Most of my working rail life DMMUs and DEMUs (Diesel mechanicals and Diesel electrics) have been whizzed around at night to top off the fuel tanks and otherwise service them.
The big thing with any MUs is that they are almost all push-me-pull-yous with driving cabs at both ends and a guards/conductors compartment somewhere in the middle. Older one usually had baggage facility as well. The latest often lack a specific place for crew except the cabs and, in some, a galley for food service (of a kind).
Apart from lack of power the Budds also probably just came too late… they arrived at the same time as epanded air travel and even more autos. they just could not compete/the traffic had already started to go if not gone. Look waht happened to all the short branch lines with one car DMMUs in the UK…
On the other hand both the UK and Europe - and Japan - have used long-range/fast MU arrangements for a long time. The “Blue Pullman” and HSTs were effectively multiple units. So, I think, is the Shinkansen. US practice tends - or tended - to put a loco or locos on one end and wye the train with a service break at each end of the run… but don’t the Cabbages made out of old FP45s break this trend? I don’t know how far or where these run. I assume that control lines are run and jumpered through the trains in the same way that we link locos and cab cars on the “Swallows” (or whatever they were called) in and out of Euston and Kings Cross?St Pancras.
One thing I’ve never understood is why the Budds had the (engine?) blister on the roof and didn’t run bus engines under the floor like the Western and Midland DMMUs??? This Budd arrangement must have created all sorts of problems. One of the things with our DMMUs was that any wonky engine could be dropped out … preferably while it was in for a service…and replaced relatively easily.
[8D]
The problem with the Budd RDCs was with the Allison torque converters that they used. They were the weak link in the drivetrain. That’s why Budd got so upset when railroads tried to pull passenger cars with RDCs.
BTW, the Allison torque converters were similar to automatic transmissions like are in autos, only larger.
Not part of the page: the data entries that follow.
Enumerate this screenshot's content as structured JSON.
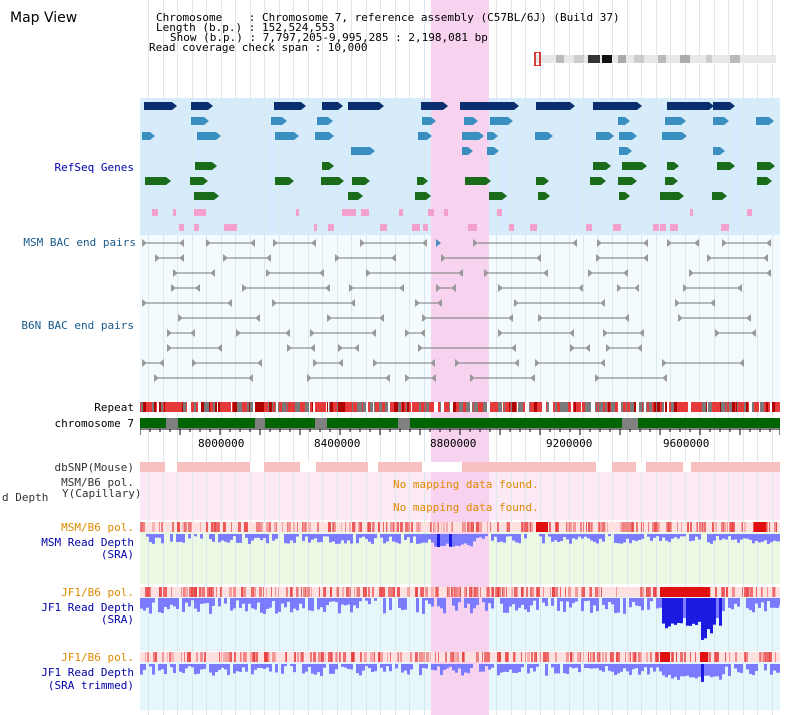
{
  "page": {
    "title": "Map View",
    "info": {
      "chromosome": "Chromosome    : Chromosome 7, reference assembly (C57BL/6J) (Build 37)",
      "length": "Length (b.p.) : 152,524,553",
      "show": "Show (b.p.) : 7,797,205-9,995,285 : 2,198,081 bp",
      "span": "Read coverage check span : 10,000"
    }
  },
  "tracks": {
    "refseq": "RefSeq Genes",
    "msm_bac": "MSM BAC end pairs",
    "b6n_bac": "B6N BAC end pairs",
    "repeat": "Repeat",
    "chromosome": "chromosome 7",
    "dbsnp": "dbSNP(Mouse)",
    "msm_b6_pol_a": "MSM/B6 pol.",
    "depth_cap": "d Depth",
    "depth_cap2": "Y(Capillary)",
    "no_map_1": "No mapping data found.",
    "no_map_2": "No mapping data found.",
    "msm_b6_pol_b": "MSM/B6 pol.",
    "msm_read_depth": "MSM Read Depth",
    "msm_sra": "(SRA)",
    "jf1_b6_pol_a": "JF1/B6 pol.",
    "jf1_read_depth": "JF1 Read Depth",
    "jf1_sra": "(SRA)",
    "jf1_b6_pol_b": "JF1/B6 pol.",
    "jf1_read_depth2": "JF1 Read Depth",
    "jf1_sra_trimmed": "(SRA trimmed)"
  },
  "ruler": {
    "ticks": [
      "8000000",
      "8400000",
      "8800000",
      "9200000",
      "9600000"
    ]
  },
  "colors": {
    "refseq_bg": "#d6ecfa",
    "gene_dark": "#0a2e6e",
    "gene_mid": "#3a8fc0",
    "gene_green": "#1a6b1a",
    "gene_pink": "#f4a0cc",
    "highlight": "#f7d3ef",
    "depth": "#7b7bff",
    "depth_dark": "#1a1ae0"
  }
}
At the time, automotive automatics weren’t all that reliable either.
The Colorado Railcars DMUs use Allison torque converters as well. However the technology has matured over the last half century and can handle twice the power that the RDC era ones could.
Excess weight and crash resistance weren’t a problem. Actually the very opposite was the problem. RDCs were very light when compared to locomotives. On the NH this caused them to not activate the crossing gate sensors, particularly during the winter, and the NH ended up running them with diesels, which kind of defeats the purpose of running RDCs.
I believe the Candian railroads used their RDCs for several medium distance runs.
[quote user=“Dave-the-Train”]
One thing I’ve never understood is why the Budds had the (engine?) blister on the roof and didn’t run bus engines under the floor like the Western and Midland DMMUs??? This B
I believe the reason put forth against the use of DMU’s in the US, at least, is that each car with an operator’s cab is considered a locomotive for inspection purposes under FRA rules. Each car so equipped has to be inspected every 92 days; while a straight coach (around here they are called “blind” as opposed to a “cab car”) is inspected much less often. I’m sure that some one here can fill us in on what is required in the 92 day inspection, and in the coach inspection.
The extra inspections, and the handling of the equipment to get them into position to do the inspections, is the reason DMU’s are passed over when selecting equipment.
A similar situation is also coming up under wires. The original Metroliners were MU’s while the Acela is 2 power cars (locomotives) and six passenger cars. NJ Transit, SEPTA and MARC have also opted for electric locomotives and conventional coaches under wires, although that may be in part to allow more flexibility in the coach fleet since all of them also have diesel-powered lines.